Creating a graph with DR Graph is more complex then creating a picture with DR Draw. To create a graph the computer must convert supplied numbers and statistics into pictures or graphic representations. This requires a multitude of operations--the very things that computers do best. The more functions the computer is called upon to perform, however, the longer it takes to execute the task.

To build a relatively simple bar graph, for example, the computer first takes numerical data and establishes relational values. Next, it decides what scale to use to make the graph fit within the parameters you have specified--not to mention the paper or screen upon which it is to be displayed. Then it determines the size of the bars in relation to one another and places them on the screen. Next, it generates the characters for the labels, and so on. You can see why DR Graph is slow.

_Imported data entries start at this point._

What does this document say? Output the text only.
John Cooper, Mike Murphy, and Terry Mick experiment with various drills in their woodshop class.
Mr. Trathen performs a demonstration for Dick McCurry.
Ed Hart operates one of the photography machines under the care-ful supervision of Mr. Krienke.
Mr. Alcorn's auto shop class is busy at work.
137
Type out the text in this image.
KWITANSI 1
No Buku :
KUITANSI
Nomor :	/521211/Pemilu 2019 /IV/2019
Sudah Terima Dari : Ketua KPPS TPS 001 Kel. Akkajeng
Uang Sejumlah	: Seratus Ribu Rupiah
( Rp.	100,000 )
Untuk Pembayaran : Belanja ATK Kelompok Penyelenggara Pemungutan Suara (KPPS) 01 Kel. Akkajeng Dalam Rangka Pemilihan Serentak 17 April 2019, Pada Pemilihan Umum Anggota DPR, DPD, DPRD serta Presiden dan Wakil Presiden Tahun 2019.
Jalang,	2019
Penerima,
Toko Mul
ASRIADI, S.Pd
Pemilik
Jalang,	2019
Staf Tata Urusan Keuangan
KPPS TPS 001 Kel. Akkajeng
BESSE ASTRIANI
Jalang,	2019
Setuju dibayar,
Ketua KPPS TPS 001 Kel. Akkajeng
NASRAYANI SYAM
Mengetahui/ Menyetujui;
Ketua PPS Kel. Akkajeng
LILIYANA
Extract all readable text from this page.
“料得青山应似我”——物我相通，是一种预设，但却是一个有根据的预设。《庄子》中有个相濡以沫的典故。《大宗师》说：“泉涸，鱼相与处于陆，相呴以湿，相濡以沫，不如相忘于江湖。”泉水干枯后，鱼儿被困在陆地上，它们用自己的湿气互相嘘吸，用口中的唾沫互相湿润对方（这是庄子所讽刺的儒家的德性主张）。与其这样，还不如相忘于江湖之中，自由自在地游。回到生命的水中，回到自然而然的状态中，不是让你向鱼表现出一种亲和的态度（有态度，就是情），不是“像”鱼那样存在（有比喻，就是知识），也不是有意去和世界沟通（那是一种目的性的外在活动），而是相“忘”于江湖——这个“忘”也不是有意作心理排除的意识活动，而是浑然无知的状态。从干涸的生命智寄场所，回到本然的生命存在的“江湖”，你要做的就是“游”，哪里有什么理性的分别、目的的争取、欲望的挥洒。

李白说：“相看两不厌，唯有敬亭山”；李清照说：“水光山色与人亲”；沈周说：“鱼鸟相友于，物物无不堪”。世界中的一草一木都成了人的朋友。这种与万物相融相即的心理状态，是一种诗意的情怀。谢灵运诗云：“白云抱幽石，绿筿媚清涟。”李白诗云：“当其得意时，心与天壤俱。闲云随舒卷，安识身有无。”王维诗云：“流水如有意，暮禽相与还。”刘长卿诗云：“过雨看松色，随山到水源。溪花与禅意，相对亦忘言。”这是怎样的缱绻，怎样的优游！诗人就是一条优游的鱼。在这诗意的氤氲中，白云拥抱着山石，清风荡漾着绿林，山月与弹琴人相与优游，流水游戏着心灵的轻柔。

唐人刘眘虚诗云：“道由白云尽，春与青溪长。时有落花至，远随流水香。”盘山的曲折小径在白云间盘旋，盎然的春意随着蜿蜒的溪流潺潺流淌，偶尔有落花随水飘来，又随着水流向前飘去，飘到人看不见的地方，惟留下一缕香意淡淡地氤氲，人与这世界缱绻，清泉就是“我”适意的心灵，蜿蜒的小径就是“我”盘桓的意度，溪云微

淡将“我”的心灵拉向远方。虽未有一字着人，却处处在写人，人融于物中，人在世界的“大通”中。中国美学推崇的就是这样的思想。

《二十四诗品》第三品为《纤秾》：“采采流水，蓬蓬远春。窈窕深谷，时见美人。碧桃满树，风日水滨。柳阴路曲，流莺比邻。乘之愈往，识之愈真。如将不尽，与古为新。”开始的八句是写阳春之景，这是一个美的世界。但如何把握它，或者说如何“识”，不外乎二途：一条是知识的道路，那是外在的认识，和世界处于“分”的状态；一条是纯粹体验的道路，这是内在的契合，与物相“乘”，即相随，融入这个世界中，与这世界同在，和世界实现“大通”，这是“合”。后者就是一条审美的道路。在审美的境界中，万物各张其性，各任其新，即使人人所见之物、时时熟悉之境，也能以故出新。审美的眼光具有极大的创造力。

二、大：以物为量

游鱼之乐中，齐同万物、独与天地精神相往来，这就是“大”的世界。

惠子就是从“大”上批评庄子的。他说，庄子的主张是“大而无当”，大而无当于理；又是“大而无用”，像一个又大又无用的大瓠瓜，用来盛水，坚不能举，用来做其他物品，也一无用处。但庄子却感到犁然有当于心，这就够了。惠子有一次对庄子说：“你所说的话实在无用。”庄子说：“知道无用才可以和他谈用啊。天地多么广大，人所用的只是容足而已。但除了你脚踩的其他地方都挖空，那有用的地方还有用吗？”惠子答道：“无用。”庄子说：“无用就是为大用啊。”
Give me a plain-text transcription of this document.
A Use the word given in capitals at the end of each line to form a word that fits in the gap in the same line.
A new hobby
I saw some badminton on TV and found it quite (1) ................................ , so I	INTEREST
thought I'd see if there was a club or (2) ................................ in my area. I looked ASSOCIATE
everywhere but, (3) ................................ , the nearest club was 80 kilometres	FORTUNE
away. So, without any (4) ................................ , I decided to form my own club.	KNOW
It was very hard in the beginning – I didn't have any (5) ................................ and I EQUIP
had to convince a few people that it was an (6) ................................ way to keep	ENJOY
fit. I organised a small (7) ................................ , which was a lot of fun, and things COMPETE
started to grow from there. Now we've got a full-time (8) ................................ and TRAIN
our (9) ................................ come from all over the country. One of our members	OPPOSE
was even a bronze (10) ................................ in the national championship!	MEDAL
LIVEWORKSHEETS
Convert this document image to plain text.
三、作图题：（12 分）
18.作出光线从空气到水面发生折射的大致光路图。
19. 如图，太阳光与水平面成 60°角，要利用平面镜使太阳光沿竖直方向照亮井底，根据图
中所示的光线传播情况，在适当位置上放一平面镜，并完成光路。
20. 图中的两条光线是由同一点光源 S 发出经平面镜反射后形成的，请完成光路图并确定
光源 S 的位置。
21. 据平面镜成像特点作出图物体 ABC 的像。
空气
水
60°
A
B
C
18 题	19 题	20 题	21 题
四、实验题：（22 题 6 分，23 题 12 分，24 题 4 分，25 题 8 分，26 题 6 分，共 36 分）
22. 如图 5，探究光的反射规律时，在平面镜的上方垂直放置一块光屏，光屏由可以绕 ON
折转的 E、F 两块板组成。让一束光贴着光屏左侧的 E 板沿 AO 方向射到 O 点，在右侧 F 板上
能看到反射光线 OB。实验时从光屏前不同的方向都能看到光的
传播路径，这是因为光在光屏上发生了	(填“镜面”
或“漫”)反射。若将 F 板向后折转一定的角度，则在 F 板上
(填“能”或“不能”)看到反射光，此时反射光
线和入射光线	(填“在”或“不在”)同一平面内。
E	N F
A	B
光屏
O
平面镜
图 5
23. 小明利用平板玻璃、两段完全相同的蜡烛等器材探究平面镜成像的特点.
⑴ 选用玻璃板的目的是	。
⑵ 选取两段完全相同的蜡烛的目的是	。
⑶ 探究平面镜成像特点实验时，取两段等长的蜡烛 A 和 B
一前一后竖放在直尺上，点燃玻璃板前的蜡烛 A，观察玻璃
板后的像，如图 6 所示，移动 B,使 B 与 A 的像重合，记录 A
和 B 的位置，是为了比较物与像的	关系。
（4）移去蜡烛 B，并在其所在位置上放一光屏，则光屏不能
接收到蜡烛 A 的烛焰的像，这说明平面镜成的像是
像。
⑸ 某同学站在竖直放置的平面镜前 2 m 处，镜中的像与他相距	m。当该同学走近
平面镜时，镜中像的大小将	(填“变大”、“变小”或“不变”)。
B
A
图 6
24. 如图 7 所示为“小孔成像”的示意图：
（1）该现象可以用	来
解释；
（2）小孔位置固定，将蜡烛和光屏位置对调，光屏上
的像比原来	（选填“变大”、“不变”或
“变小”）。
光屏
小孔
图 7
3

But it does produce good graphics. Its lack of speed discourages experimentation rather than use. To be happy with DR Graph, you must have a reasonably clear idea of what you want as a result almost before you begin the graphing process. And you will be happy with the result. It is important to keep your goal in mind, because until super fast graphics programs become commonplace, we will have to judge them by the results they offer rather than by the length of time it takes to achieve those results.

Graph uses menus in much the same manner that Draw does. But whereas Draw is almost totally menu-oriented, Graph requires you to enter numerical statements and relational data. It is this entry of data that makes the documentation a welcome resource long after you have mastered the mechanics of program operation. The manual adequately defines terms and parameters and offers good examples of the causes and effects of most functions. The structure of the menus is consistent, so it is easy to flow from one function to another.

Dr Graph allows you to create line, clustered bar, stacked bar, step, stick, scatter, and combination graphs. Data can be entered via the keyboard or called from SuperCalc or VisiCalc files or from another graph.

You can control the size of both text and illustrations on your page. Four fonts are available--the resident device font, Simplex Roman, Duplex Roman, and Complex Italian. Other variables you can control include color, line thickness, and graph and page borders. Skillful use of the options results in high quality graphs suitable for the most exacting business and professional presentations.

Include with the DR Graph package are 128K and 192K versions of the software as well as a 192K version for systems with an 8087 coprocessor. Two disks of driver programs are also included. The documentation, like that of DR Draw, is excellent with a good glossary, detailed index, clear writing, and plenty of screen illustrations. Summary

Except for a few quirks, both programs run smoothly and produce fine results. The font and drive libraries make it relatively safe to assume compatibility with many hardware configurations.

If you are shopping for a business graphics program, be sure to include DR Graph and DR Draw on your list. Although lack of speed is not a problem to be taken lightly--neither are the benefits of ease of use and quality of result. Both programs are exceptionally easy to use and both produce excellent results.